On NPR, Jeh Johnson (top row, first from the right) was introduced as the former Homeland Security Secretary and treated as an objective source before the host began asking him questions about Iran. Johnson responded by “sensibly” scare mongering about what Iran could do to retaliate against us. Nowhere in the NPR story is a disclaimer given that Jeh Johnson also makes hundreds of thousands of dollars every year serving on the board for Lockheed Martin, another defense contractor that has the potential to make serious cash if people die. Both Raytheon and Lockheed Martin have seen their stocks shoot up following Trump’s missile strike.

The poisonous effects of War Nerds can even spread to anti-war advocates. On the day after Trump heightened tensions by killing Soleimani, Congresswoman Elissa Slotkin (MI-8) composed a 10 tweet long thread in which she talked about how evil Soleimani was before saying that the strike wasn’t strategic enough. In an effort to seem “reasonable,” you may also be tempted to add these disclaimers to your condemnation, you’re actually just further propagating War Nerd talking points. The average American doesn’t care about who this man was, they care about their kid coming home for thanksgiving instead of for their funeral.

“Aha!” says the smug War Nerd, “Did you know that Soleimani killed American troops in the middle east? I did, because I’m smart, unlike you.” This is where the mask of reasonableness completely slips off the War Nerd, because they always seem to forget why our soldiers were in the middle east to begin with. Maybe if they remembered to tell us that we sent Americans over there because War Nerds like Ari Fleisher (bottom row, first from the left) lied to us, the American people wouldn’t keep having War Nerds like Ari Fleisher on to lie to us again. War Nerds want to blatantly use their past mistakes to justify future ones.

If you are a fellow student on this campus, then you know our country has been at war for our entire lifetimes because older generations decided to listen to these leeches. We are not making the same mistake.

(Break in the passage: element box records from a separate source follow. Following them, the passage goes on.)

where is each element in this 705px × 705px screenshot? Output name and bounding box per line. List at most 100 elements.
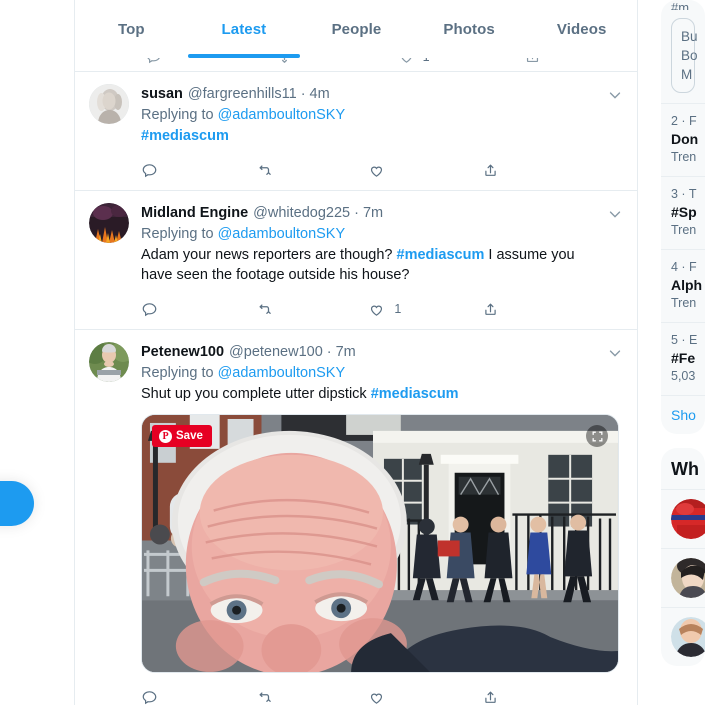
- trend-rank: 4 · F: [671, 260, 697, 274]
- tweet-actions: 1: [141, 293, 596, 325]
- chevron-down-icon[interactable]: [606, 86, 624, 104]
- replying-to-prefix: Replying to: [141, 226, 218, 242]
- trend-subtitle: 5,03: [671, 369, 696, 383]
- replying-to-mention[interactable]: @adamboultonSKY: [218, 107, 346, 123]
- pinterest-icon: P: [159, 429, 172, 443]
- who-to-follow-item[interactable]: [661, 489, 705, 548]
- twitter-search-page: 1 Top Latest People Photos Videos: [0, 0, 705, 705]
- tweet-item[interactable]: susan @fargreenhills11 · 4m Replying to …: [75, 72, 637, 191]
- who-to-follow-item[interactable]: [661, 607, 705, 666]
- trend-subtitle: Tren: [671, 150, 697, 164]
- trends-panel: #m Bu Bo M 2 · F Don Tren 3 · T #Sp Tren…: [661, 0, 705, 434]
- tweet-item[interactable]: Petenew100 @petenew100 · 7m Replying to …: [75, 330, 637, 705]
- show-more-link[interactable]: Sho: [661, 395, 705, 434]
- avatar[interactable]: [671, 499, 705, 539]
- separator-dot: ·: [326, 344, 332, 360]
- search-tabs: Top Latest People Photos Videos: [75, 0, 637, 58]
- left-nav-gutter: [0, 0, 75, 705]
- tweet-body: Midland Engine @whitedog225 · 7m Replyin…: [141, 203, 622, 325]
- like-button[interactable]: [368, 689, 482, 705]
- timeline-column: 1 Top Latest People Photos Videos: [75, 0, 638, 705]
- trend-rank: 5 · E: [671, 333, 698, 347]
- who-to-follow-title: Wh: [671, 459, 699, 479]
- promo-line-1: Bu: [681, 29, 698, 44]
- trend-title: Don: [671, 131, 699, 147]
- like-button[interactable]: 1: [368, 301, 482, 318]
- like-count: 1: [394, 302, 402, 316]
- tweet-actions: [141, 154, 596, 186]
- trend-item[interactable]: 2 · F Don Tren: [661, 103, 705, 176]
- trend-item[interactable]: 5 · E #Fe 5,03: [661, 322, 705, 395]
- trend-rank: 2 · F: [671, 114, 697, 128]
- share-button[interactable]: [482, 162, 572, 179]
- tab-people[interactable]: People: [300, 0, 413, 58]
- tweet-text-part: Shut up you complete utter dipstick: [141, 386, 371, 402]
- avatar[interactable]: [671, 617, 705, 657]
- promo-line-2: Bo: [681, 48, 698, 63]
- tweet-media[interactable]: P Save: [141, 414, 619, 673]
- tweet-header: susan @fargreenhills11 · 4m: [141, 84, 596, 104]
- tweet-feed: susan @fargreenhills11 · 4m Replying to …: [75, 72, 637, 705]
- avatar[interactable]: [89, 84, 129, 124]
- separator-dot: ·: [300, 86, 306, 102]
- tweet-header: Petenew100 @petenew100 · 7m: [141, 342, 596, 362]
- replying-to-line: Replying to @adamboultonSKY: [141, 363, 596, 383]
- tab-latest[interactable]: Latest: [188, 0, 301, 58]
- tweet-header: Midland Engine @whitedog225 · 7m: [141, 203, 596, 223]
- tweet-text: #mediascum: [141, 126, 596, 146]
- hashtag-link[interactable]: #mediascum: [397, 247, 485, 263]
- avatar[interactable]: [671, 558, 705, 598]
- reply-button[interactable]: [141, 162, 255, 179]
- trend-item[interactable]: 3 · T #Sp Tren: [661, 176, 705, 249]
- pinterest-save-button[interactable]: P Save: [152, 425, 212, 447]
- display-name[interactable]: Midland Engine: [141, 203, 248, 223]
- replying-to-line: Replying to @adamboultonSKY: [141, 224, 596, 244]
- like-button[interactable]: [368, 162, 482, 179]
- trend-title: Alph: [671, 277, 703, 293]
- trend-item[interactable]: 4 · F Alph Tren: [661, 249, 705, 322]
- display-name[interactable]: susan: [141, 84, 183, 104]
- separator-dot: ·: [354, 205, 359, 221]
- hashtag-link[interactable]: #mediascum: [371, 386, 459, 402]
- right-sidebar: #m Bu Bo M 2 · F Don Tren 3 · T #Sp Tren…: [639, 0, 705, 705]
- retweet-button[interactable]: [255, 300, 369, 318]
- media-photo: [142, 415, 618, 672]
- trend-rank: 3 · T: [671, 187, 697, 201]
- tab-top[interactable]: Top: [75, 0, 188, 58]
- tweet-text: Shut up you complete utter dipstick #med…: [141, 384, 596, 404]
- replying-to-mention[interactable]: @adamboultonSKY: [218, 365, 346, 381]
- share-button[interactable]: [482, 689, 572, 705]
- retweet-button[interactable]: [255, 161, 369, 179]
- replying-to-prefix: Replying to: [141, 365, 218, 381]
- timestamp[interactable]: 4m: [310, 84, 330, 104]
- timestamp[interactable]: 7m: [363, 203, 383, 223]
- timestamp[interactable]: 7m: [336, 342, 356, 362]
- hashtag-link[interactable]: #mediascum: [141, 126, 596, 146]
- replying-to-mention[interactable]: @adamboultonSKY: [218, 226, 346, 242]
- avatar[interactable]: [89, 203, 129, 243]
- trend-title: #Fe: [671, 350, 696, 366]
- user-handle[interactable]: @fargreenhills11: [188, 84, 297, 104]
- trends-promo-box[interactable]: Bu Bo M: [671, 18, 698, 93]
- share-button[interactable]: [482, 301, 572, 318]
- user-handle[interactable]: @petenew100: [229, 342, 323, 362]
- who-to-follow-panel: Wh: [661, 448, 705, 666]
- reply-button[interactable]: [141, 301, 255, 318]
- trend-subtitle: Tren: [671, 223, 697, 237]
- who-to-follow-item[interactable]: [661, 548, 705, 607]
- trend-subtitle: Tren: [671, 296, 697, 310]
- tab-videos[interactable]: Videos: [525, 0, 637, 58]
- chevron-down-icon[interactable]: [606, 344, 624, 362]
- chevron-down-icon[interactable]: [606, 205, 624, 223]
- display-name[interactable]: Petenew100: [141, 342, 224, 362]
- reply-button[interactable]: [141, 689, 255, 705]
- user-handle[interactable]: @whitedog225: [253, 203, 350, 223]
- tweet-text-part: Adam your news reporters are though?: [141, 247, 397, 263]
- tab-photos[interactable]: Photos: [413, 0, 526, 58]
- retweet-button[interactable]: [255, 688, 369, 705]
- avatar[interactable]: [89, 342, 129, 382]
- tweet-actions: [141, 681, 596, 705]
- expand-icon[interactable]: [586, 425, 608, 447]
- replying-to-line: Replying to @adamboultonSKY: [141, 105, 596, 125]
- tweet-item[interactable]: Midland Engine @whitedog225 · 7m Replyin…: [75, 191, 637, 330]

You don’t have to be a political science major to know that killing random people across the world––and getting our own soldiers killed in the process––so some corporate tool can make a couple more dollars is psychotic. You don’t need a weatherman to know which way the wind blows. We’re not going to listen to War Nerds anymore, we are going to shove these blood-sucking monsters back in the locker where they belong.